Memiliki lima teman khayalan membuatku merasa seperti anak kecil yang diintimidasi dan dikucilkan. Tak henti-hentinya mengoceh pada diri sendiri sementara lima “orang” lainnya mendiamkan saya – rasanya seperti dihantui dalam obrolan grup.
“Tuan Johann?”
“Apa itu?”
“Apakah aku kebetulan memperkenalkan diriku lebih awal?”
Ah, sekarang dia menyebutkannya, tidak, dia tidak melakukannya. Meskipun saya sudah familiar dengan karakter Karina, saya tidak pernah benar-benar mendapatkan pengenalan pribadinya yang sebenarnya sebagai manusia selain dari itu. Terlepas dari situasi canggung ini, aku masih harus mendengarkannya dengan baik.
“…Tidak, kamu tidak melakukannya.”
e𝗻𝐮m𝓪.𝐢d
“Aku Karina. Seorang pendeta dari kepercayaan Kalon.”
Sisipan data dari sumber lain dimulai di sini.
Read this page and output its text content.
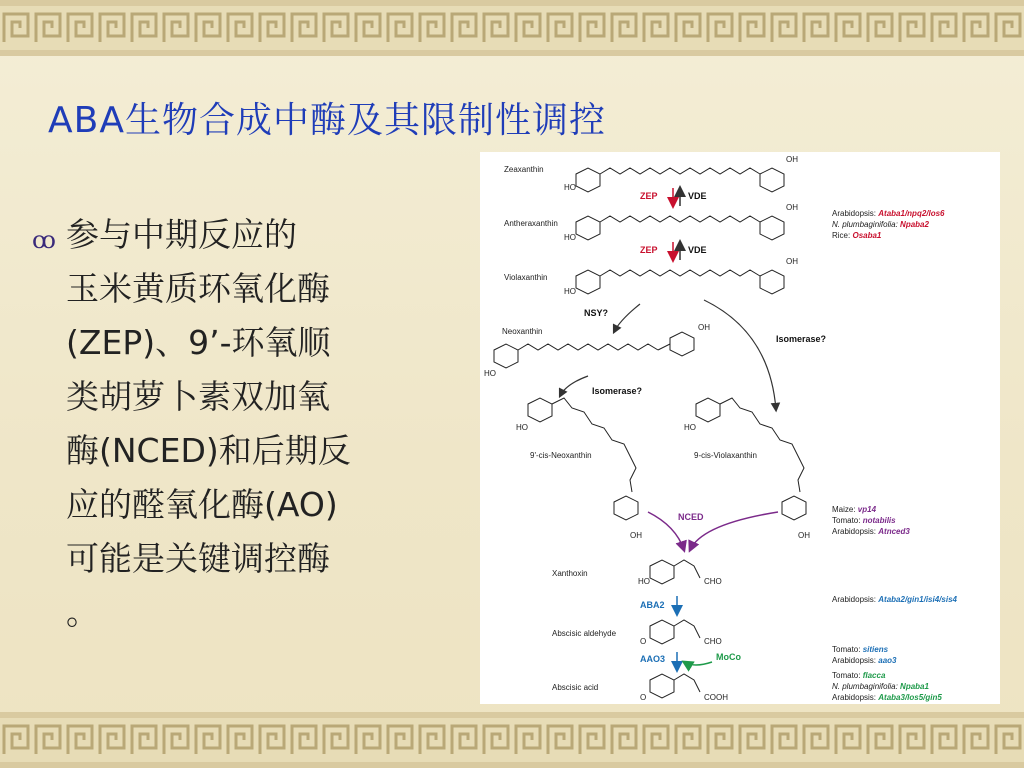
ABA生物合成中酶及其限制性调控
ꝏ 参与中期反应的
玉米黄质环氧化酶
(ZEP)、9’-环氧顺
类胡萝卜素双加氧
酶(NCED)和后期反
应的醛氧化酶(AO)
可能是关键调控酶
。
Zeaxanthin
HO
OH
ZEP	VDE
Antheraxanthin
HO
OH
ZEP	VDE
Violaxanthin
HO
OH
Arabidopsis: Ataba1/npq2/los6
N. plumbaginifolia: Npaba2
Rice: Osaba1
NSY?
Neoxanthin
HO
OH
Isomerase?
Isomerase?
HO
OH
9'-cis-Neoxanthin
HO
OH
9-cis-Violaxanthin
NCED
Maize: vp14
Tomato: notabilis
Arabidopsis: Atnced3
Xanthoxin
HO	CHO
ABA2
Arabidopsis: Ataba2/gin1/isi4/sis4
Abscisic aldehyde
O	CHO
AAO3	MoCo
Tomato: sitiens
Arabidopsis: aao3
Abscisic acid
O	COOH
Tomato: flacca
N. plumbaginifolia: Npaba1
Arabidopsis: Ataba3/los5/gin5
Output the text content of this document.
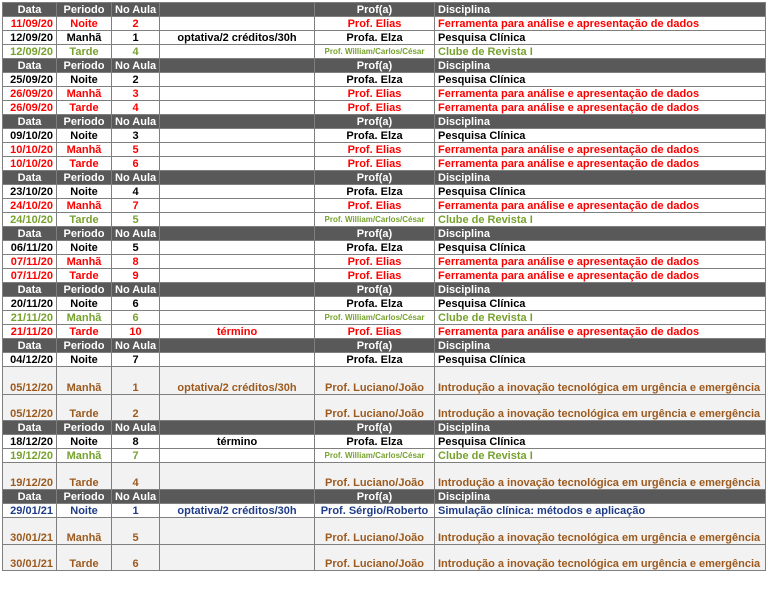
Data	Periodo	No Aula		Prof(a)	Disciplina
11/09/20	Noite	2		Prof. Elias	Ferramenta para análise e apresentação de dados
12/09/20	Manhã	1	optativa/2 créditos/30h	Profa. Elza	Pesquisa Clínica
12/09/20	Tarde	4		Prof. William/Carlos/César	Clube de Revista I
Data	Periodo	No Aula		Prof(a)	Disciplina
25/09/20	Noite	2		Profa. Elza	Pesquisa Clínica
26/09/20	Manhã	3		Prof. Elias	Ferramenta para análise e apresentação de dados
26/09/20	Tarde	4		Prof. Elias	Ferramenta para análise e apresentação de dados
Data	Periodo	No Aula		Prof(a)	Disciplina
09/10/20	Noite	3		Profa. Elza	Pesquisa Clínica
10/10/20	Manhã	5		Prof. Elias	Ferramenta para análise e apresentação de dados
10/10/20	Tarde	6		Prof. Elias	Ferramenta para análise e apresentação de dados
Data	Periodo	No Aula		Prof(a)	Disciplina
23/10/20	Noite	4		Profa. Elza	Pesquisa Clínica
24/10/20	Manhã	7		Prof. Elias	Ferramenta para análise e apresentação de dados
24/10/20	Tarde	5		Prof. William/Carlos/César	Clube de Revista I
Data	Periodo	No Aula		Prof(a)	Disciplina
06/11/20	Noite	5		Profa. Elza	Pesquisa Clínica
07/11/20	Manhã	8		Prof. Elias	Ferramenta para análise e apresentação de dados
07/11/20	Tarde	9		Prof. Elias	Ferramenta para análise e apresentação de dados
Data	Periodo	No Aula		Prof(a)	Disciplina
20/11/20	Noite	6		Profa. Elza	Pesquisa Clínica
21/11/20	Manhã	6		Prof. William/Carlos/César	Clube de Revista I
21/11/20	Tarde	10	término	Prof. Elias	Ferramenta para análise e apresentação de dados
Data	Periodo	No Aula		Prof(a)	Disciplina
04/12/20	Noite	7		Profa. Elza	Pesquisa Clínica
05/12/20	Manhã	1	optativa/2 créditos/30h	Prof. Luciano/João	Introdução a inovação tecnológica em urgência e emergência
05/12/20	Tarde	2		Prof. Luciano/João	Introdução a inovação tecnológica em urgência e emergência
Data	Periodo	No Aula		Prof(a)	Disciplina
18/12/20	Noite	8	término	Profa. Elza	Pesquisa Clínica
19/12/20	Manhã	7		Prof. William/Carlos/César	Clube de Revista I
19/12/20	Tarde	4		Prof. Luciano/João	Introdução a inovação tecnológica em urgência e emergência
Data	Periodo	No Aula		Prof(a)	Disciplina
29/01/21	Noite	1	optativa/2 créditos/30h	Prof. Sérgio/Roberto	Simulação clínica: métodos e aplicação
30/01/21	Manhã	5		Prof. Luciano/João	Introdução a inovação tecnológica em urgência e emergência
30/01/21	Tarde	6		Prof. Luciano/João	Introdução a inovação tecnológica em urgência e emergência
…Benar, seorang pendeta. Orang Suci adalah pendeta wanita yang pertama dan terutama. Mungkin dia mengutarakannya seperti itu untuk menghindari implikasi berat dari menyebut dirinya sebagai Orang Suci. Jika dia seperti yang kukenal, dia berusaha membuatku nyaman.
Kalau begitu, aku juga harus memperkenalkan diriku kembali.
Menguraikan lebih banyak lagi, saya menyebutkan nama saya lagi:
“Izinkan saya memperkenalkan kembali diri saya. Saya Johann Kuarsa. Saya sudah tinggal di pulau terpencil ini selama 10 tahun.”